The motives here combine revenge for Japanese abuses – and, perhaps, a tacit sense of acting outside “the international laws of warfare” – with the argument that it was necessary to do so to save the lives of American soldiers. Again, it’s not clear how the laws of war would treat deliberately targeting civilians to save soldiers.
Truman later said that invading Japan would have killed half a million Americans and as many or more Japanese soldiers and civilians. Despite historians questioning those claims, not to mention wider questions about the laws of war, his argument has become America’s Hiroshima conventional wisdom – despite opposition by a number of top US commanders at the time to using nuclear weapons, because they believed Japan was beaten and that a ground invasion wouldn’t be necessary, but also because it might violate the laws of war.
Truman invoked religious themes in describing America’s nuclear primacy: “We thank God that it has come to us, instead of to our enemies; and we pray that He may guide us to use it in His ways and for His purposes.”
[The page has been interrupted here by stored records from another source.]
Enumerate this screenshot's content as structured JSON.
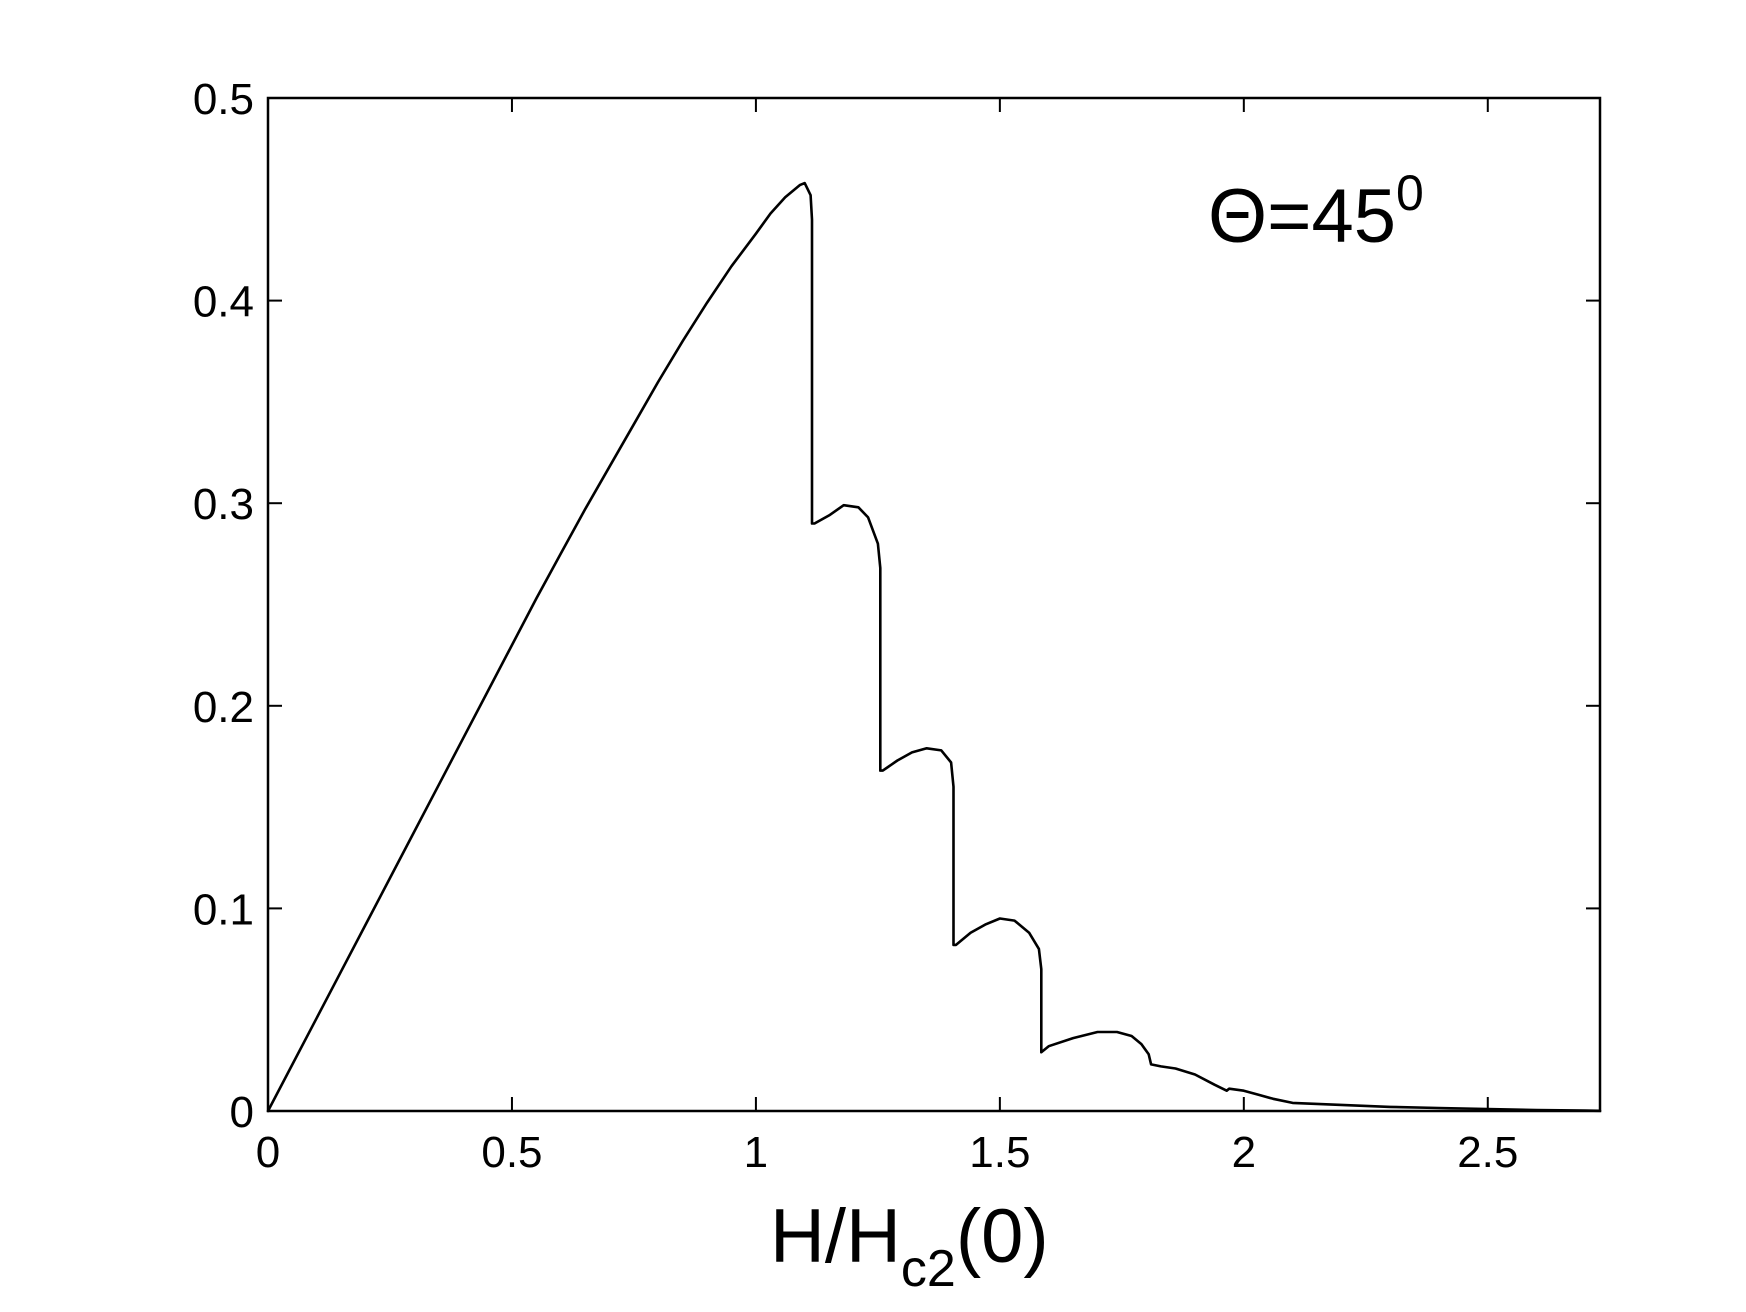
{
  "chart_data": {
    "type": "line",
    "title": "",
    "xlabel": {
      "main": "H/H",
      "subscript": "c2",
      "suffix": "(0)"
    },
    "ylabel": "",
    "annotation": {
      "main": "Θ=45",
      "superscript": "0"
    },
    "xlim": [
      0,
      2.73
    ],
    "ylim": [
      0,
      0.5
    ],
    "xticks": [
      0,
      0.5,
      1,
      1.5,
      2,
      2.5
    ],
    "xtick_labels": [
      "0",
      "0.5",
      "1",
      "1.5",
      "2",
      "2.5"
    ],
    "yticks": [
      0,
      0.1,
      0.2,
      0.3,
      0.4,
      0.5
    ],
    "ytick_labels": [
      "0",
      "0.1",
      "0.2",
      "0.3",
      "0.4",
      "0.5"
    ],
    "grid": false,
    "series": [
      {
        "color": "#000000",
        "x": [
          0,
          0.05,
          0.1,
          0.15,
          0.2,
          0.25,
          0.3,
          0.35,
          0.4,
          0.45,
          0.5,
          0.55,
          0.6,
          0.65,
          0.7,
          0.75,
          0.8,
          0.85,
          0.9,
          0.95,
          1.0,
          1.03,
          1.06,
          1.09,
          1.1,
          1.112,
          1.115,
          1.115,
          1.12,
          1.15,
          1.18,
          1.21,
          1.23,
          1.25,
          1.255,
          1.255,
          1.26,
          1.29,
          1.32,
          1.35,
          1.38,
          1.4,
          1.405,
          1.405,
          1.41,
          1.44,
          1.47,
          1.5,
          1.53,
          1.56,
          1.58,
          1.585,
          1.585,
          1.6,
          1.65,
          1.7,
          1.74,
          1.77,
          1.79,
          1.805,
          1.81,
          1.83,
          1.86,
          1.9,
          1.94,
          1.965,
          1.97,
          2.0,
          2.03,
          2.06,
          2.1,
          2.2,
          2.3,
          2.4,
          2.5,
          2.6,
          2.7,
          2.73
        ],
        "y": [
          0.0,
          0.023,
          0.046,
          0.069,
          0.092,
          0.115,
          0.138,
          0.161,
          0.184,
          0.207,
          0.23,
          0.253,
          0.275,
          0.297,
          0.318,
          0.339,
          0.36,
          0.38,
          0.399,
          0.417,
          0.433,
          0.443,
          0.451,
          0.457,
          0.458,
          0.452,
          0.44,
          0.29,
          0.29,
          0.294,
          0.299,
          0.298,
          0.293,
          0.28,
          0.268,
          0.168,
          0.168,
          0.173,
          0.177,
          0.179,
          0.178,
          0.172,
          0.16,
          0.082,
          0.082,
          0.088,
          0.092,
          0.095,
          0.094,
          0.088,
          0.08,
          0.07,
          0.029,
          0.032,
          0.036,
          0.039,
          0.039,
          0.037,
          0.033,
          0.028,
          0.023,
          0.022,
          0.021,
          0.018,
          0.013,
          0.01,
          0.011,
          0.01,
          0.008,
          0.006,
          0.004,
          0.003,
          0.002,
          0.0015,
          0.001,
          0.0005,
          0.0002,
          0.0001
        ]
      }
    ]
  }
}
In the 71 years since Hiroshima, there has been too little public discussion in the US about the morality – and legality – of targeting civilians to force their rulers to end a conflict. When Washington’s Smithsonian Museum in 1995 sought to stage an exhibit that would have showed the effect of the bomb on the city of Hiroshima and its residents, Republican legislators led a successful campaign to shut down the “un-American” exhibit.
Nor was it only Republicans who objected: the US Senate unanimously passed a resolution condemning the Smithsonian plan, declaring that the bombing of Hiroshima had helped “bring the war to a merciful end”, thereby “saving the lives of Americans and Japanese”.
Still, Obama’s visit suggests time may be loosening the nationalist grip on the narrative. Last year, a Pew survey found that 56 per cent of Americans believe using nuclear weapons on Japanese cities was justified, while 79 per cent of Japanese respondents felt the opposite. But more significant, perhaps, one in three Americans now agreed with the Japanese majority, and less than half of Americans younger than 29 believe the decision was justified.
That’s encouraging because America’s national conversation about the use of nuclear weapons remains woefully inadequate. Consider, The Washington Post recently mocked Donald Trump for declining to answer its editors’ question on whether he’d be willing to use nuclear weapons against ISIL — apparently unconcerned by the insanity of suggesting nuclear weapons should be considered for use in Syria or Iraq. Hillary Clinton, likewise, rebuked Mr Obama on the campaign trail in 2008 for declaring that nuclear weapons were not an option against Al Qaeda in Pakistan.
Mr Obama is going to Hiroshima, in the words of his adviser Ben Rhodes, to “highlight his continued commitment to pursuing the peace and security of a world without nuclear weapons”.
A great symbolic gesture but it might have more credibility if Obama hadn’t last year committed to spending $348 billion [Dh1.3tn] to modernise the nuclear fleet. If nuclear weapons aren’t going anywhere, America urgently needs a more open and honest conversation about the circumstances under which it might consider using them again.